SmartGrid is a digital technology for providing electricity. It allows the suppliers to remotely control the consumption of consumers electric energy and amend any possible variation in rates. In similar way, it does help users to monitor their energy usage in real-time. The major objectives of SmartGrid technology is to increase reliability, efficiency, perfectness and safety of the country's electrical infrastructure. Integration of security in such digital technology is vital and must be implemented with a broad vision. Currently, The Energy Independence and Security Act of 2007 has provided Energy Department with necessary guidelines to develop SmartGrid program. On the other side, US-NIST has been assigned with core responsibility of developing a framework of security for the SmartGrid and the project named by NIST called "Smart Grid Interoperability Project".

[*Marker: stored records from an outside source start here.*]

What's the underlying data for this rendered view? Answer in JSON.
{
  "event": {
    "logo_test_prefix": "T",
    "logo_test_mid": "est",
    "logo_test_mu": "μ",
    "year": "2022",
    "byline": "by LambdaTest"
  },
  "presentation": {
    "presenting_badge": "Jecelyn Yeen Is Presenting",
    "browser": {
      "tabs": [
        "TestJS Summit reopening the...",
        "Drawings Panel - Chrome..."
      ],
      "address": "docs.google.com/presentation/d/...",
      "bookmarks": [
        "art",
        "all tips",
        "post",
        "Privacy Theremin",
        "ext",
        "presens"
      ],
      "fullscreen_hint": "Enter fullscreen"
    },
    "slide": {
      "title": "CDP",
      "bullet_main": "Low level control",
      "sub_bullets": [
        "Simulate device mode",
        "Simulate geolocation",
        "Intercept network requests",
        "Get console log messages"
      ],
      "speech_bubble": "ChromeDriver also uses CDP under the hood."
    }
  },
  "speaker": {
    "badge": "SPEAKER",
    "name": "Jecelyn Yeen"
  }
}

Current Security Initiatives (SmartGrid)

-Energy Independence and Security Act of 2007 (bill signed on 18-DEC-2007)
-NIST Smart Grid Interoperability Project (initial standards published on 8-MAY-2009)
-Advanced Metering Infrastructure (AMI) System Security Requirements v1.01 (Released on 17-DEC-2008)
-Critical Electric Infrastructure Protection Act (CEIPA) - (HR 2195) (Introduced on 30-APRIL-2009)

Challenges

In response to the current state of design and implemetation of Smart Grid technology, it is an unfortunate condition for those such as, Salt River Project and Austin Energy, who had already started this revolution years back because of no proper security integration from the initial step of production. Thus, the security will be add-on feature for some SmartGrid producers after implementation. From the anticipation of electronic industry like banks and financial institutions, health care, manufacturers and other similar market segments facing critical threats at different levels today, it is quite obvious to judge the future of SmartGrid security. Some of which are given below:

1. Penetration testing for Smart Meters have shown negative signs, allowing attacker to take full control over the meters.
2. Wide scale denial of service (DoS) attacks are possible.
3. Application threats (exploiting OSI layer-7 to control the full usage of electricity over multiple homes/businesses).
4. Physical Security threat (if malicious adversary successfully access the SmartGrid controller room).
5. Controlling SmartGrid network, thus owning the whole continent?

A very serious initiatives will be forwarded by FERC in 2010 to fine the utility companies up to "$1million dollars per day" if any found non-compliance with security standards. Hence, there is more to come in near future.